Should it be 1600 Hz? It is because the appnote also says:

For example, in Section 3.1 of the U3 User's Guide it says that with a USB high-high connection it takes about 0.6 ms to update one or both DACs, which is about 1600 updates/second.

Can you post sample code for C/C++?


Two different things.  For the U3, you might be able to update the value of the DAC 1600 times per second, but the bandwidth of the output hardware is only 16Hz.  So, for example, if you update it 1000 times per second to make a 10Hz waveform it will work well, but if you update it 1000 times to try to make a 100Hz waveform you will not get much output.

For examples start here.

About the WAIT technique (on T7):

Are only the commands within one packet sequenced with hardware timing, or can a final wait hide the transmission of the next packet (so it's already there when due)?

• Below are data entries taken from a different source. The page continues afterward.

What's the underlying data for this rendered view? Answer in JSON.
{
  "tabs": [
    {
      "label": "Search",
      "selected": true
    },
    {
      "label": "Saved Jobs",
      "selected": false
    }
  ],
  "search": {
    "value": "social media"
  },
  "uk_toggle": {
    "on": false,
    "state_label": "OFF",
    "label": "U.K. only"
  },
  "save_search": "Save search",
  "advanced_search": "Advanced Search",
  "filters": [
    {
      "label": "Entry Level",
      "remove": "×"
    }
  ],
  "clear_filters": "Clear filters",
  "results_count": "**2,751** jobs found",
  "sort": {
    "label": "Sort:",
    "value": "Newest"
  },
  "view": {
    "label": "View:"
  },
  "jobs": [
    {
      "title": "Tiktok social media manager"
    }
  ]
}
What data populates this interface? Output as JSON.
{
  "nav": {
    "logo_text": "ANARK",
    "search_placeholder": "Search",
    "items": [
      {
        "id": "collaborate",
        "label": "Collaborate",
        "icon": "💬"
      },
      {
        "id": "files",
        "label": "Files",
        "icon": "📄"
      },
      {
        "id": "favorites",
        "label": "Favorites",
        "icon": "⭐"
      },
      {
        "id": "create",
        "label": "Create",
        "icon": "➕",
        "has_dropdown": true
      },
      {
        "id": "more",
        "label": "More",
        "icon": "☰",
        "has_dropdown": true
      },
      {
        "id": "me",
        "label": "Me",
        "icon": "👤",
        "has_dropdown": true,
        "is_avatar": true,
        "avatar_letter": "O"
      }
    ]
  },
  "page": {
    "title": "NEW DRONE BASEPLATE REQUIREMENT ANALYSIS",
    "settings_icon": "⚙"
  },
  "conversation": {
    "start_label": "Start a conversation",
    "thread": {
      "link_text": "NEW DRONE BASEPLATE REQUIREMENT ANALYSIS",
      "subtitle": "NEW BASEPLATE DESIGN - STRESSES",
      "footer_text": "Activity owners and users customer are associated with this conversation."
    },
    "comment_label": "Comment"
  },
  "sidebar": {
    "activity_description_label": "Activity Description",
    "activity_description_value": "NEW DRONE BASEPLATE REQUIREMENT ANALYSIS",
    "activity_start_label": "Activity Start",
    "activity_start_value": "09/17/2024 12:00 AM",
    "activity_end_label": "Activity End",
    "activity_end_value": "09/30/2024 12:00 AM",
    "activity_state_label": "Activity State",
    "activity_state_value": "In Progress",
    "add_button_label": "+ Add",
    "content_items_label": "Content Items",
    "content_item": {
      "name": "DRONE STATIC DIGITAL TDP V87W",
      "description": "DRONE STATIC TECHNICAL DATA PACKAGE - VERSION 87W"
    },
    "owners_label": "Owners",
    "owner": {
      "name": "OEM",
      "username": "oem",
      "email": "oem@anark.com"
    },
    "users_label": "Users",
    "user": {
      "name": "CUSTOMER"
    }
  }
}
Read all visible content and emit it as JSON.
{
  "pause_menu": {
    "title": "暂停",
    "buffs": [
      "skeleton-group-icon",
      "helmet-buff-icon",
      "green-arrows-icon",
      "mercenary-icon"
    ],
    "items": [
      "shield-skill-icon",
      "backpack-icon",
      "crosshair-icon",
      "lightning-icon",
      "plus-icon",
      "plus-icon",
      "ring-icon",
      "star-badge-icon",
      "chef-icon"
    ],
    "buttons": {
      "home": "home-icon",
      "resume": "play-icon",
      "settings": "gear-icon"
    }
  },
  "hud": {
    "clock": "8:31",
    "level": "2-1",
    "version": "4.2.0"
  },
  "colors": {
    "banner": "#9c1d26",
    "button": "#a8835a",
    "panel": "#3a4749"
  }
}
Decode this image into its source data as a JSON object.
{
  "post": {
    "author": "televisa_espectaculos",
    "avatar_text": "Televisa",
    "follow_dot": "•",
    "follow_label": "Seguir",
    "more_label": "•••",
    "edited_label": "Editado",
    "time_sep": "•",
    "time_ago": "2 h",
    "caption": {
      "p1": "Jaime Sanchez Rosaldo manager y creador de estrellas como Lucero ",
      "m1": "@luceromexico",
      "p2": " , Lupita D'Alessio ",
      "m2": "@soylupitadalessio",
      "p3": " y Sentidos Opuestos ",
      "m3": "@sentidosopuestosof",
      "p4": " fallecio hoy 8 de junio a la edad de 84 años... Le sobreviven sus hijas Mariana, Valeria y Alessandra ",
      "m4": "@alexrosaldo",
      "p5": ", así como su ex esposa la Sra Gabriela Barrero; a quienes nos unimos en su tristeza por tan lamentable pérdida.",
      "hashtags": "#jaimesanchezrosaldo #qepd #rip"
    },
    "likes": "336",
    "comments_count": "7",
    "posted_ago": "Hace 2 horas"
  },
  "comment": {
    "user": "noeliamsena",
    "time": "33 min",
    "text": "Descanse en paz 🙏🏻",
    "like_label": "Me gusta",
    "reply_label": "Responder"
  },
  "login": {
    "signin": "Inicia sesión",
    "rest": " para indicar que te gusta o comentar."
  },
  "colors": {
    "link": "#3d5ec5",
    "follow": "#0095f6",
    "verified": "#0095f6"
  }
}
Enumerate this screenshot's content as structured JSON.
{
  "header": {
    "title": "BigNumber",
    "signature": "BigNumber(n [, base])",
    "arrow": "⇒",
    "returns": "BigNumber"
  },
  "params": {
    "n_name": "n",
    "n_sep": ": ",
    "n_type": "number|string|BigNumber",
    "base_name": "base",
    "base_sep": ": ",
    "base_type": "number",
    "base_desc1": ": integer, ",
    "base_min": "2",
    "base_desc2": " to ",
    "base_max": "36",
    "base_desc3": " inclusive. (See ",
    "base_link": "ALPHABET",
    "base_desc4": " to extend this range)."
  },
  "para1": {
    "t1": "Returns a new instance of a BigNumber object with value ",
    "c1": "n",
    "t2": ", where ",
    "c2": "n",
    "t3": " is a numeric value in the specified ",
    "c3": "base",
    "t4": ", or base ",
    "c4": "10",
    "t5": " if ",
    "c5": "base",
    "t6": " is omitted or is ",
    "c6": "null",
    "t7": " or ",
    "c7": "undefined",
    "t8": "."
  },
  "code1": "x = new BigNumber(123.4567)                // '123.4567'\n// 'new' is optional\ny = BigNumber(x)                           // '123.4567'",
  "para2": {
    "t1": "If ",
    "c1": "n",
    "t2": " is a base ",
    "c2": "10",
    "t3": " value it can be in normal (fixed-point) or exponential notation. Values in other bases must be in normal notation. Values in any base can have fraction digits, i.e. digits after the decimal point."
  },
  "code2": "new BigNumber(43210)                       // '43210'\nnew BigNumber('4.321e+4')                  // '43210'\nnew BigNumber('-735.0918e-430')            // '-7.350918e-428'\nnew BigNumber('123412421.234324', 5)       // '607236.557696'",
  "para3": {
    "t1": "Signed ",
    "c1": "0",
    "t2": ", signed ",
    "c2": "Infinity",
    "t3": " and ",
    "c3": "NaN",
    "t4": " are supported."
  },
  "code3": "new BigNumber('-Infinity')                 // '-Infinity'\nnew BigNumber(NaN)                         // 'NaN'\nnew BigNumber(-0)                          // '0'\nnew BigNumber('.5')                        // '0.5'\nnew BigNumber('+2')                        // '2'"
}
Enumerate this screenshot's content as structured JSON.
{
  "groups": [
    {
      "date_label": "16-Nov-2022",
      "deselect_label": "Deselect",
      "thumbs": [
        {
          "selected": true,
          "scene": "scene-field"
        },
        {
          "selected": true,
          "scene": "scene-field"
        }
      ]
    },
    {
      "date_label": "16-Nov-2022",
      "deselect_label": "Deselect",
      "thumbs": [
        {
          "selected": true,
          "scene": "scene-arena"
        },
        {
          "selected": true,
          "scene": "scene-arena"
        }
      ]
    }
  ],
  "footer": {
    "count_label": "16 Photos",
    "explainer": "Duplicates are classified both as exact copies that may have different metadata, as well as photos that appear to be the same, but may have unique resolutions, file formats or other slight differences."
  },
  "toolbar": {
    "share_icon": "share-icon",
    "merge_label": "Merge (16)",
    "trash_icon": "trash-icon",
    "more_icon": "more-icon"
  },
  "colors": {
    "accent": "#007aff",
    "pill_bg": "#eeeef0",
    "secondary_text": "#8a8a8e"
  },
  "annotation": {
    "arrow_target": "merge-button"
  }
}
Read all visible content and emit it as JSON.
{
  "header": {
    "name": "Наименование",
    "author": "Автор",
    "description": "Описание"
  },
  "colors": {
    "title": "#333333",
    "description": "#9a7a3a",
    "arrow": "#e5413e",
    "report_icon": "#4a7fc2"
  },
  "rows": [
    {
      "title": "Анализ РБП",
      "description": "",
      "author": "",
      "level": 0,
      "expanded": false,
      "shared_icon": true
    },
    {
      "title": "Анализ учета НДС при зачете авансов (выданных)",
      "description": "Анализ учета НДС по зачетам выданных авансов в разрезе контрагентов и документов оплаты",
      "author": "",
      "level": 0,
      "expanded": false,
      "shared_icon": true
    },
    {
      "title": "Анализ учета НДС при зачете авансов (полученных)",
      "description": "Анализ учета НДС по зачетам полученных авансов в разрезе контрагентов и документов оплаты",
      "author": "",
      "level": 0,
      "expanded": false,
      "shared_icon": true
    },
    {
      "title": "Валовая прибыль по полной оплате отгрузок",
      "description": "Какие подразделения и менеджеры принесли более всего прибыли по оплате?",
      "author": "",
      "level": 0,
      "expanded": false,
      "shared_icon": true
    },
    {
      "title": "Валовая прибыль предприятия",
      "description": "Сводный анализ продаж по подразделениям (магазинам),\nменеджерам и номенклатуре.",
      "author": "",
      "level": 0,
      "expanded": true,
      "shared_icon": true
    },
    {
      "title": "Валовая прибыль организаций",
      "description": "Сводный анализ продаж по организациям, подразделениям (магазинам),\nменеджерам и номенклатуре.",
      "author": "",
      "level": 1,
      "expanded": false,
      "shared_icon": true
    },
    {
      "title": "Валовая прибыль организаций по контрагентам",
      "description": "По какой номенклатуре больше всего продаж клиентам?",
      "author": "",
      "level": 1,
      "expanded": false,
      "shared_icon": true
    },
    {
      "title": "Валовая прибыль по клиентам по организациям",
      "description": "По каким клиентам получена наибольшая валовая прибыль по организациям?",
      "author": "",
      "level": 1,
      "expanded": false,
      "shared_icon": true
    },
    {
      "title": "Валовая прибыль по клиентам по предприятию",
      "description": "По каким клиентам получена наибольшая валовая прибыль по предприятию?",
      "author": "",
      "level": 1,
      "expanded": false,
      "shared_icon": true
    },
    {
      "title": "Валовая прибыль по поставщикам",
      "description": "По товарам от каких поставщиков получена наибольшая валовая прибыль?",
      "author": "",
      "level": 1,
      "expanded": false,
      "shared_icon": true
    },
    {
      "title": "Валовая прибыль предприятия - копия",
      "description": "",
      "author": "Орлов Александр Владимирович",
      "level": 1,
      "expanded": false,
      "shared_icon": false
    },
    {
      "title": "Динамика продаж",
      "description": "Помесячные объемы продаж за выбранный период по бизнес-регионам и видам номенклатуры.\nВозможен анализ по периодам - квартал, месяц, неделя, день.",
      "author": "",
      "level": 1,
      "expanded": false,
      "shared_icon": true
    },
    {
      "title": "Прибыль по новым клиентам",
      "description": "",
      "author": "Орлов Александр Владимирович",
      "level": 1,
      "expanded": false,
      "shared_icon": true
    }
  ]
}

E.g., could I in one command packet write 10 SPI bytes, read the SPI response, measure a line level, change another and finally wait for the rest of 5ms? Meanwhile send the next such command, so they are nicely paced at 5ms interval?

(Poor man's streaming, so to speak...)


No, WAIT_US_BLOCKING simply blocks execution of the list of commands.  If you put a wait at the end of the list, it will just take that much longer for the T7 to send the response and that much longer for the function call you make in software to return.  Seems like Lua Scripting might be an option for you.

can you post sample python  code for displaying waveform output for sample voltages.

The code to output a waveform would depend on which technique above you are using and which device.  For example, if you are using the "Software Timing, Command-Response Updates" method on a T7 to update DAC0 at 200Hz, you would simply make a loop with a 5ms iteration interval and call eWriteName in that loop to update DAC0 with your new value each iteration.  If you run into difficulty, I suggest you post a code snippet on our forums.